La guerre est devenue intégralement pornogra­phique : il y a des trafiquants d'images comme il y a des trafiquants d'armes. G.T.

Dieu: reproduction interdite. Dans Diva, le héros, «absolument moderne», un jeune facteur (messager des Postes, avatar de Hermès, profane mais révolté, chevalier sur mobylette) s'éprend de la Dame, une chanteuse d'opéra, divine, dont la voix, merveilleuse parce que présente, unique et inimitable, l'appelle, et le film est sa quête, son aventure au sens médiéval. Et dans Fitzcarraldo, le héros, un aventu­rier déchu, échoué en Amazonie, rêve d'y bâtir son ciel, un opéra, en pleine forêt vierge : Herzog a fait un film ironique, bien sûr, qui montre un pauvre type (mais il y a de la noblesse dans ses intentions) mettant tout en œuvre pour faire franchir une montagne à... un vapeur! Grotesque? Evidemment : les temps sont à ça.
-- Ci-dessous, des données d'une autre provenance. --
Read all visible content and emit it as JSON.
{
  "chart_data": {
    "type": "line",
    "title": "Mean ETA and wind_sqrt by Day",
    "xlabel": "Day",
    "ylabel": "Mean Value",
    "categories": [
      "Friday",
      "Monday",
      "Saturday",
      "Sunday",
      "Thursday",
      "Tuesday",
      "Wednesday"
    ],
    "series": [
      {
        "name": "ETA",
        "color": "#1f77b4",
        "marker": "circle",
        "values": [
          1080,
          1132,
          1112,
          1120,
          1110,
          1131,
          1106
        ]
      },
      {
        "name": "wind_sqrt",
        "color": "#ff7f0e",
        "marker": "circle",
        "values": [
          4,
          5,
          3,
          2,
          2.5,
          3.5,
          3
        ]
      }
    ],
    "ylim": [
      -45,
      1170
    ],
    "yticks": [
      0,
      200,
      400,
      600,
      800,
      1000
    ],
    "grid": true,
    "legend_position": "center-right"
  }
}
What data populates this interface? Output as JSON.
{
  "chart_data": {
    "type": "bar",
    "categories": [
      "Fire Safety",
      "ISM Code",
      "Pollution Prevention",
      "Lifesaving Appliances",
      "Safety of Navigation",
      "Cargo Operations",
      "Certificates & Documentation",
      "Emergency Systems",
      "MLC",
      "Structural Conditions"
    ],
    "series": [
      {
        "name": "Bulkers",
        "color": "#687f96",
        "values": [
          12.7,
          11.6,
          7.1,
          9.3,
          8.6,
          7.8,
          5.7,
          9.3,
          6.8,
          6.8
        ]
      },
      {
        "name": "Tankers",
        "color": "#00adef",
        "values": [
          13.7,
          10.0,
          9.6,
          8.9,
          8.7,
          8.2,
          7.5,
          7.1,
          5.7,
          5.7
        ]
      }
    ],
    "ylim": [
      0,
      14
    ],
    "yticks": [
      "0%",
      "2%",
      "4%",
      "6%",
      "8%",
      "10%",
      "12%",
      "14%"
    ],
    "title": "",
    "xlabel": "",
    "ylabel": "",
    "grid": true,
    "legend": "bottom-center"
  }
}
On n'emporte pas en Paradis son paquebotl De même qu'une Diva, on ne l'écoute pas sur cassettes!

F.H.

Nouvelle culture, critique politique, modernisme graphique, sémiologie, nationalisme wallon: de ce mélange étonnant vient de sortir une superbe revue, Carré-Magazine, fondée à Liège par un groupe d'ar­tistes et d'intellectuels dont l'ami Jacques Dubois. Leur inspiration: «l'urgence de la parole», la nécessi­té de «rompre le silence dans un monde si proche d'être réduit au silence». Deux numéros parus, dont le second, sur la PEUR, offre un stimulant inventaire de nos frayeurs contemporains (et pas seulement belges). A lire. A suivre de près. L'adresse: 5, rue des Bouleaux, B.4900-Liège-Angleur, Belgique. F.R.